Big Data Driven Weekly #3
Previous week was a mess and a miss. This week I've returned with more news about Data Engineering
Modern Data Lake guide
An extensive and descriptive guide to implementing a Data Lake in your organization. The article contains a lot of comparison tables, links, and helpful article references about Data Lake history. Also implementations cases of Data Lakes, Lakehouses, and related technologies and services.
Apache Spark for .NET
Microsoft tries not to leave a comfort zone and not push developers out of it. So recently Microsoft released .NET for Apache Spark version 1.0. NET compatibility and API received components such as Apache Spark Core, Spark Streaming, Spark SQL, and Spark MLlib. NET Apache Spark API will be integrated into Azure Cloud services that already support the Apache Spark framework - Azure Synapse and Azure HDInsight. Microsoft also promises to add .NET Apache Spark API to third-party and integrated with Azure Cloud services such as Azure Databricks.
Auto Data Security in GCP
Very descriptive case study about data security automation using GCP services. Last autumn, GCP released a service for automated tagging, data exploration, and profiling for BigQuery tables. But the service name is misleading - Cloud Data Loss Prevention(Cloud DLP).
Cloud DLP now has more integration potential with other GCP services. In the case study described an automated flow that can trigger Cloud Function and based on a data tag or a property, set distinguish row-level security policy in the BigQuery table. Such automation will significantly ease the work for security and data engineering teams to implement proper security policies regarding data.
Cloud DLP + Cloud Function chain is a reflection of the Macie + Lambda chain on AWS. But the AWS chain could be implemented earlier than the announced automation on GCP. Just sayin’.

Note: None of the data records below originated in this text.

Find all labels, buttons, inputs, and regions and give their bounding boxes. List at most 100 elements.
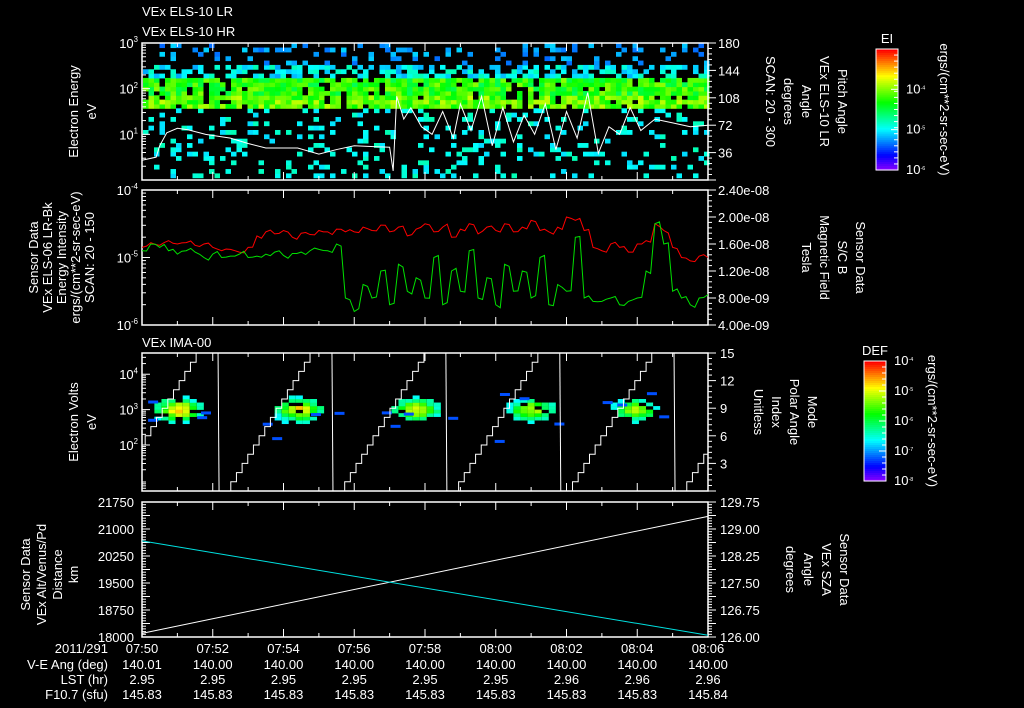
- spectrogram-cell: [346, 147, 352, 153]
- ei-colorbar-gradient-cell: [876, 95, 898, 98]
- spectrogram-cell: [456, 47, 462, 53]
- spectrogram-cell: [258, 82, 264, 88]
- spectrogram-cell: [528, 95, 534, 101]
- ima-cell: [317, 409, 325, 414]
- spectrogram-cell: [572, 99, 578, 105]
- spectrogram-cell: [445, 125, 451, 131]
- spectrogram-cell: [654, 134, 660, 140]
- spectrogram-cell: [643, 90, 649, 96]
- spectrogram-cell: [665, 95, 671, 101]
- ima-cell: [182, 395, 190, 400]
- spectrogram-cell: [649, 64, 655, 70]
- def-colorbar-gradient-cell: [864, 447, 886, 450]
- ima-cell: [175, 413, 183, 417]
- def-colorbar-gradient-cell: [864, 457, 886, 460]
- spectrogram-cell: [561, 151, 567, 157]
- spectrogram-cell: [412, 69, 418, 75]
- spectrogram-cell: [291, 169, 297, 174]
- spectrogram-cell: [148, 95, 154, 101]
- spectrogram-cell: [451, 95, 457, 101]
- spectrogram-cell: [379, 43, 385, 49]
- spectrogram-cell: [374, 82, 380, 88]
- def-colorbar-tick-label: 10-5: [894, 383, 913, 398]
- spectrogram-cell: [621, 99, 627, 105]
- spectrogram-cell: [665, 73, 671, 79]
- spectrogram-cell: [511, 99, 517, 105]
- spectrogram-cell: [638, 103, 644, 109]
- spectrogram-cell: [286, 47, 292, 53]
- spectrogram-cell: [660, 164, 666, 170]
- spectrogram-cell: [588, 90, 594, 96]
- spectrogram-cell: [484, 82, 490, 88]
- def-colorbar-gradient-cell: [864, 477, 886, 480]
- spectrogram-cell: [555, 86, 561, 92]
- ima-cell: [527, 420, 535, 425]
- spectrogram-cell: [621, 90, 627, 96]
- spectrogram-cell: [330, 151, 336, 157]
- ima-cell: [310, 416, 318, 421]
- spectrogram-cell: [445, 169, 451, 174]
- ima-cell: [310, 409, 318, 414]
- spectrogram-cell: [203, 156, 209, 161]
- spectrogram-cell: [544, 134, 550, 140]
- spectrogram-cell: [225, 64, 231, 70]
- spectrogram-cell: [170, 77, 176, 83]
- spectrogram-cell: [500, 82, 506, 88]
- spectrogram-cell: [440, 90, 446, 96]
- bfield-right-axis-label: Magnetic Field: [817, 215, 832, 300]
- spectrogram-cell: [297, 90, 303, 96]
- spectrogram-cell: [671, 64, 677, 70]
- spectrogram-cell: [594, 82, 600, 88]
- spectrogram-cell: [583, 95, 589, 101]
- spectrogram-cell: [385, 64, 391, 70]
- spectrogram-cell: [495, 90, 501, 96]
- spectrogram-cell: [693, 82, 699, 88]
- spectrogram-cell: [495, 95, 501, 101]
- def-colorbar-tick-label-base: 10: [894, 383, 908, 398]
- spectrogram-cell: [698, 156, 704, 161]
- spectrogram-cell: [319, 77, 325, 83]
- spectrogram-cell: [401, 169, 407, 174]
- spectrogram-cell: [291, 43, 297, 49]
- def-colorbar-gradient-cell: [864, 377, 886, 380]
- intensity-y-tick-label-exp: -6: [131, 317, 138, 326]
- spectrogram-cell: [236, 69, 242, 75]
- ei-colorbar-gradient-cell: [876, 101, 898, 105]
- spectrogram-cell: [654, 108, 660, 114]
- spectrogram-cell: [324, 103, 330, 109]
- ei-colorbar-gradient-cell: [876, 63, 898, 66]
- spectrogram-cell: [280, 90, 286, 96]
- spectrogram-cell: [319, 125, 325, 131]
- ima-cell: [154, 409, 162, 414]
- ephemeris-value: 140.00: [405, 657, 445, 672]
- spectrogram-cell: [484, 95, 490, 101]
- spectrogram-cell: [330, 129, 336, 135]
- spectrogram-cell: [368, 51, 374, 57]
- bfield-right-tick-label: 1.60e-08: [718, 237, 769, 252]
- ephemeris-value: 140.00: [617, 657, 657, 672]
- spectrogram-cell: [187, 151, 193, 157]
- ima-cell: [617, 403, 628, 407]
- spectrogram-cell: [561, 64, 567, 70]
- spectrogram-cell: [170, 56, 176, 62]
- ima-cell: [631, 399, 639, 403]
- spectrogram-cell: [335, 82, 341, 88]
- spectrogram-cell: [511, 103, 517, 109]
- spectrogram-cell: [506, 99, 512, 105]
- spectrogram-cell: [495, 56, 501, 62]
- spectrogram-cell: [407, 47, 413, 53]
- spectrogram-cell: [313, 143, 319, 148]
- spectrogram-cell: [473, 82, 479, 88]
- spectrogram-cell: [451, 173, 457, 179]
- spectrogram-cell: [616, 90, 622, 96]
- spectrogram-cell: [638, 77, 644, 83]
- spectrogram-cell: [324, 90, 330, 96]
- spectrogram-cell: [412, 90, 418, 96]
- title-els-lr: VEx ELS-10 LR: [142, 4, 233, 19]
- spectrogram-cell: [313, 86, 319, 92]
- spectrogram-cell: [280, 103, 286, 109]
- spectrogram-cell: [313, 116, 319, 122]
- spectrogram-cell: [473, 99, 479, 105]
- spectrogram-cell: [566, 99, 572, 105]
- ima-cell: [196, 402, 204, 407]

Another thing about Snowflake pricing
As usual, in philosophical style, the article is from Benn Stancil. This time about Snowflake's disadvantages. Last week I’ve already shared thoughts about the “Innovator problem“ and Snowflake pricing. The author also points out similar things in his article. But Benn Stancil goes further and provides more arguments: some are relevant and exciting, but the others are far from reality.
Glue Catalog lineage
Soon, AWS Glue Data Catalog will support a history of crawler’s launches. You will have extensive information about schema changes, partition changes, and metrics about each crawler launch to track your schema evolution and data distribution.
Azure Cloud introduces more visualization
Azure Cloud has launched managed Grafana service. Azure Cloud is gaining on other cloud providers and wrapping the open source solutions around their infrastructure.